Sans entrer, lui, dans des détails médicaux, le comte de Ségur porte, sur la dissolution du lien marital, la même appréciation : « Beaucoup de femmes, dit-il, oublient toute retenue et contractent de nouveaux nœuds avec solennité. Les maris, de leur côté, subissent leur sort sans murmure, ridicules par le fait, mais cessant de l’être par l’usage, voyant à peine leur femme et semblant ne tenir à elle que par leur nom[1]. »

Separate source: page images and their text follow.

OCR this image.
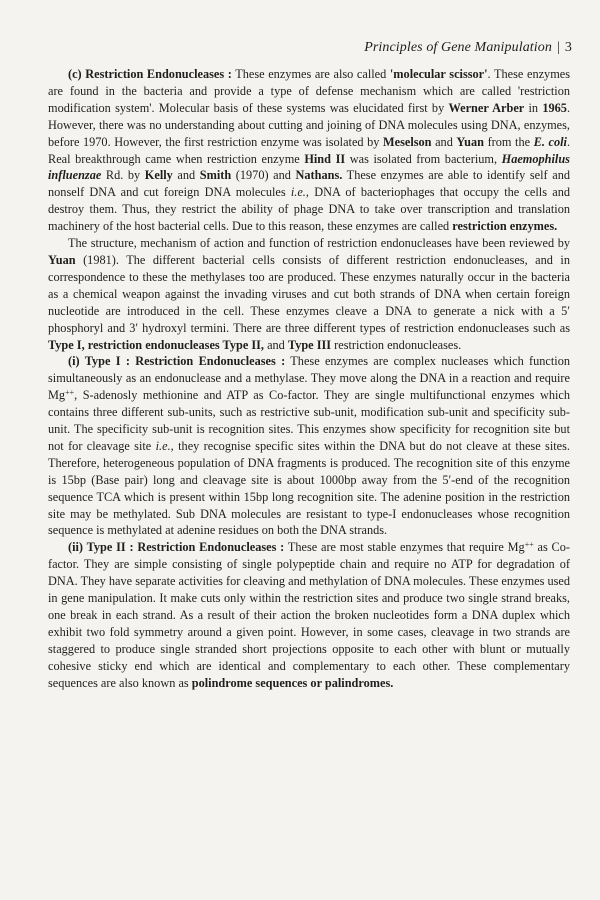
Principles of Gene Manipulation | 3

(c) Restriction Endonucleases : These enzymes are also called 'molecular scissor'. These enzymes are found in the bacteria and provide a type of defense mechanism which are called 'restriction modification system'. Molecular basis of these systems was elucidated first by Werner Arber in 1965. However, there was no understanding about cutting and joining of DNA molecules using DNA, enzymes, before 1970. However, the first restriction enzyme was isolated by Meselson and Yuan from the E. coli. Real breakthrough came when restriction enzyme Hind II was isolated from bacterium, Haemophilus influenzae Rd. by Kelly and Smith (1970) and Nathans. These enzymes are able to identify self and nonself DNA and cut foreign DNA molecules i.e., DNA of bacteriophages that occupy the cells and destroy them. Thus, they restrict the ability of phage DNA to take over transcription and translation machinery of the host bacterial cells. Due to this reason, these enzymes are called restriction enzymes.

The structure, mechanism of action and function of restriction endonucleases have been reviewed by Yuan (1981). The different bacterial cells consists of different restriction endonucleases, and in correspondence to these the methylases too are produced. These enzymes naturally occur in the bacteria as a chemical weapon against the invading viruses and cut both strands of DNA when certain foreign nucleotide are introduced in the cell. These enzymes cleave a DNA to generate a nick with a 5′ phosphoryl and 3′ hydroxyl termini. There are three different types of restriction endonucleases such as Type I, restriction endonucleases Type II, and Type III restriction endonucleases.

(i) Type I : Restriction Endonucleases : These enzymes are complex nucleases which function simultaneously as an endonuclease and a methylase. They move along the DNA in a reaction and require Mg++, S-adenosly methionine and ATP as Co-factor. They are single multifunctional enzymes which contains three different sub-units, such as restrictive sub-unit, modification sub-unit and specificity sub-unit. The specificity sub-unit is recognition sites. This enzymes show specificity for recognition site but not for cleavage site i.e., they recognise specific sites within the DNA but do not cleave at these sites. Therefore, heterogeneous population of DNA fragments is produced. The recognition site of this enzyme is 15bp (Base pair) long and cleavage site is about 1000bp away from the 5′-end of the recognition sequence TCA which is present within 15bp long recognition site. The adenine position in the restriction site may be methylated. Sub DNA molecules are resistant to type-I endonucleases whose recognition sequence is methylated at adenine residues on both the DNA strands.

(ii) Type II : Restriction Endonucleases : These are most stable enzymes that require Mg++ as Co-factor. They are simple consisting of single polypeptide chain and require no ATP for degradation of DNA. They have separate activities for cleaving and methylation of DNA molecules. These enzymes used in gene manipulation. It make cuts only within the restriction sites and produce two single strand breaks, one break in each strand. As a result of their action the broken nucleotides form a DNA duplex which exhibit two fold symmetry around a given point. However, in some cases, cleavage in two strands are staggered to produce single stranded short projections opposite to each other with blunt or mutually cohesive sticky end which are identical and complementary to each other. These complementary sequences are also known as polindrome sequences or palindromes.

Le même son de cloche nous est fourni par Besenval qui nous montre toute femme mariée concluant à son gré des unions libres sans qu’y trouvent à redire l’opinion commune ni le mari intéressé[2].

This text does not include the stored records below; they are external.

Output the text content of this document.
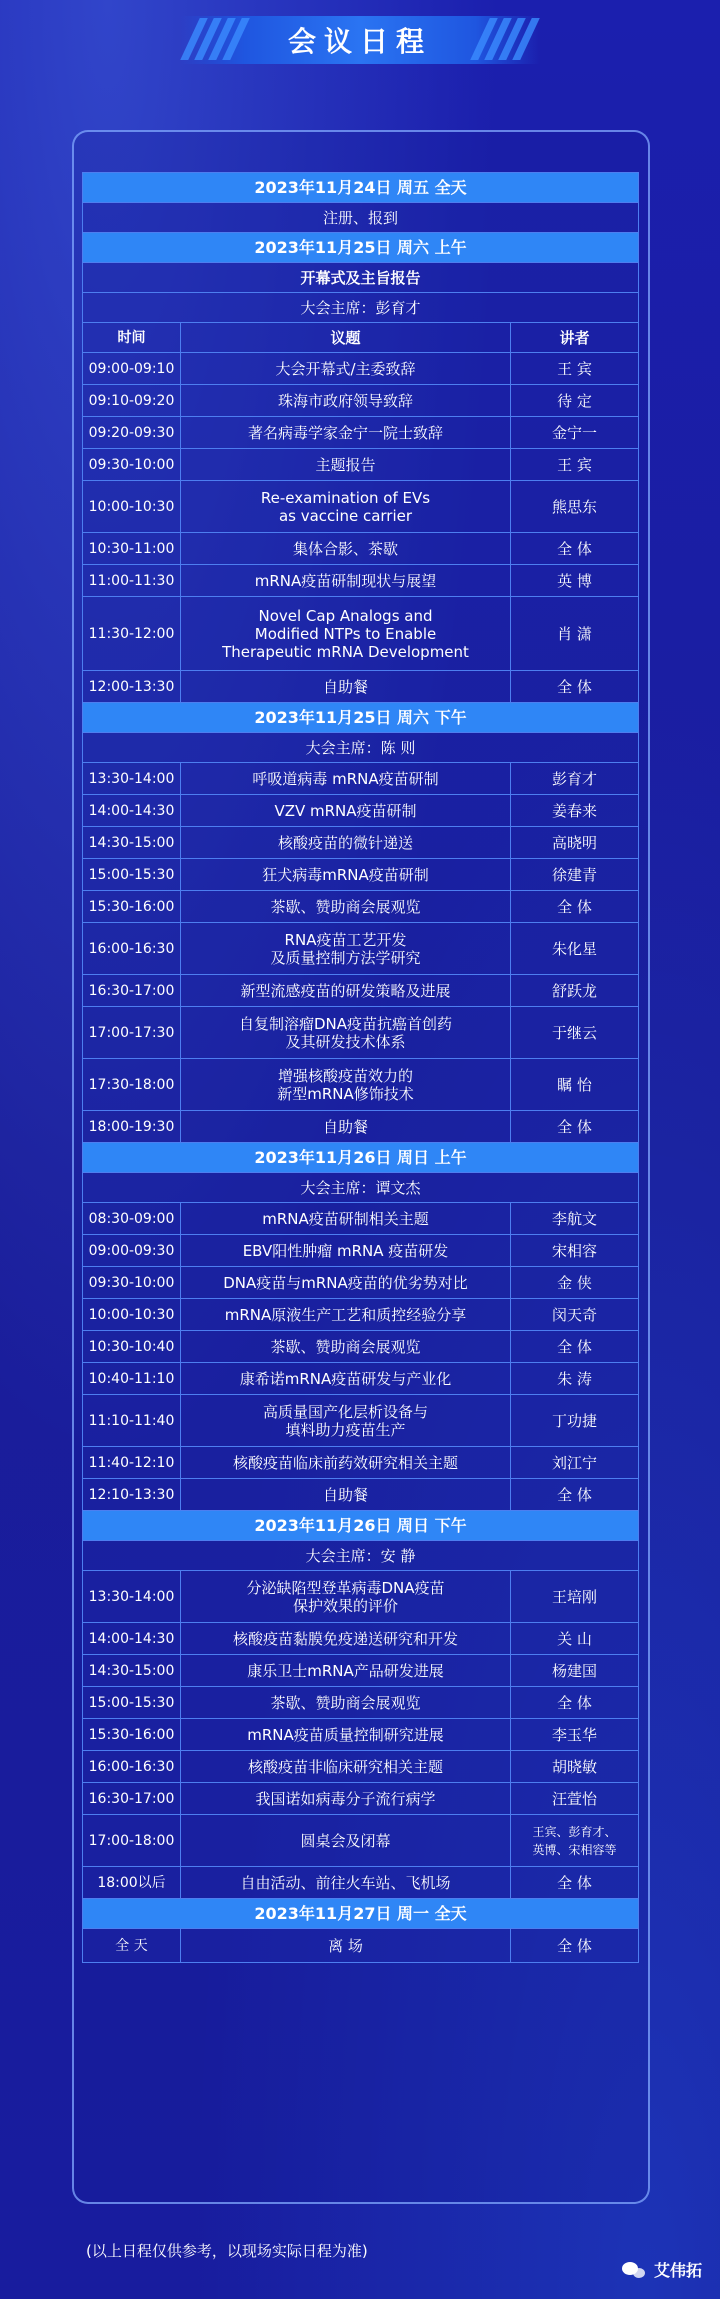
会议日程
2023年11月24日 周五 全天		
注册、报到		
2023年11月25日 周六 上午		
开幕式及主旨报告		
大会主席：彭育才		
时间	议题	讲者
09:00-09:10	大会开幕式/主委致辞	王 宾
09:10-09:20	珠海市政府领导致辞	待 定
09:20-09:30	著名病毒学家金宁一院士致辞	金宁一
09:30-10:00	主题报告	王 宾
10:00-10:30	Re-examination of EVs
as vaccine carrier	熊思东
10:30-11:00	集体合影、茶歇	全 体
11:00-11:30	mRNA疫苗研制现状与展望	英 博
11:30-12:00	Novel Cap Analogs and
Modified NTPs to Enable
Therapeutic mRNA Development	肖 潇
12:00-13:30	自助餐	全 体
2023年11月25日 周六 下午		
大会主席：陈 则		
13:30-14:00	呼吸道病毒 mRNA疫苗研制	彭育才
14:00-14:30	VZV mRNA疫苗研制	姜春来
14:30-15:00	核酸疫苗的微针递送	高晓明
15:00-15:30	狂犬病毒mRNA疫苗研制	徐建青
15:30-16:00	茶歇、赞助商会展观览	全 体
16:00-16:30	RNA疫苗工艺开发
及质量控制方法学研究	朱化星
16:30-17:00	新型流感疫苗的研发策略及进展	舒跃龙
17:00-17:30	自复制溶瘤DNA疫苗抗癌首创药
及其研发技术体系	于继云
17:30-18:00	增强核酸疫苗效力的
新型mRNA修饰技术	瞩 怡
18:00-19:30	自助餐	全 体
2023年11月26日 周日 上午		
大会主席：谭文杰		
08:30-09:00	mRNA疫苗研制相关主题	李航文
09:00-09:30	EBV阳性肿瘤 mRNA 疫苗研发	宋相容
09:30-10:00	DNA疫苗与mRNA疫苗的优劣势对比	金 侠
10:00-10:30	mRNA原液生产工艺和质控经验分享	闵天奇
10:30-10:40	茶歇、赞助商会展观览	全 体
10:40-11:10	康希诺mRNA疫苗研发与产业化	朱 涛
11:10-11:40	高质量国产化层析设备与
填料助力疫苗生产	丁功捷
11:40-12:10	核酸疫苗临床前药效研究相关主题	刘江宁
12:10-13:30	自助餐	全 体
2023年11月26日 周日 下午		
大会主席：安 静		
13:30-14:00	分泌缺陷型登革病毒DNA疫苗
保护效果的评价	王培刚
14:00-14:30	核酸疫苗黏膜免疫递送研究和开发	关 山
14:30-15:00	康乐卫士mRNA产品研发进展	杨建国
15:00-15:30	茶歇、赞助商会展观览	全 体
15:30-16:00	mRNA疫苗质量控制研究进展	李玉华
16:00-16:30	核酸疫苗非临床研究相关主题	胡晓敏
16:30-17:00	我国诺如病毒分子流行病学	汪萱怡
17:00-18:00	圆桌会及闭幕	王宾、彭育才、
英博、宋相容等
18:00以后	自由活动、前往火车站、飞机场	全 体
2023年11月27日 周一 全天		
全 天	离 场	全 体
(以上日程仅供参考，以现场实际日程为准)
艾伟拓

Quoi qu’il en soit, toute étude approfondie de la haute société montre que la femme qui en fait partie possède, de ce fait même, une liberté sentimentale presqu’absolue, que les prérogatives maritales sont toutes conventionnelles et que le mari n’use que rarement, et contre l’opinion du monde, des droits que lui confèrent les lois civiles et religieuses.

Libres en fait, malgré les lois, les femmes de la haute société se sont également émancipées par l’esprit. Leur éducation a eu beau être fort négligée, elle leur a fourni une base suffisante pour s’assimiler, lorsqu’elles sont lancées dans le monde, les principaux ouvrages du grand siècle et se tenir au courant des écrits de leurs contemporains. Sans doute ne possèdent-elles pas la forte culture classique des hommes, mais elles suppléent à la science par l’esprit de finesse, le sens psychologique et une intuition qui leur permet d’avoir la compréhension des grands problèmes, sans en faire une exacte analyse. Il serait exagéré, évidemment, d’attribuer à toutes les femmes de la Cour, comme le veut l’auteur de la Femme au xviie siècle, des facultés de pénétration hors de pair et un réalisme tel que nul parmi les plus grands connaisseurs d’hom-

  1. De Ségur. Influence des femmes.
  2. Il faut citer encore ce mot d’un cynisme bien caractéristique rapporté par Bachaumont : « Le comte de Guiche se plaignait à sa mère de l’infidélité de sa femme. — Croyez-vous que vous êtes de votre père ? répliqua la douairière. »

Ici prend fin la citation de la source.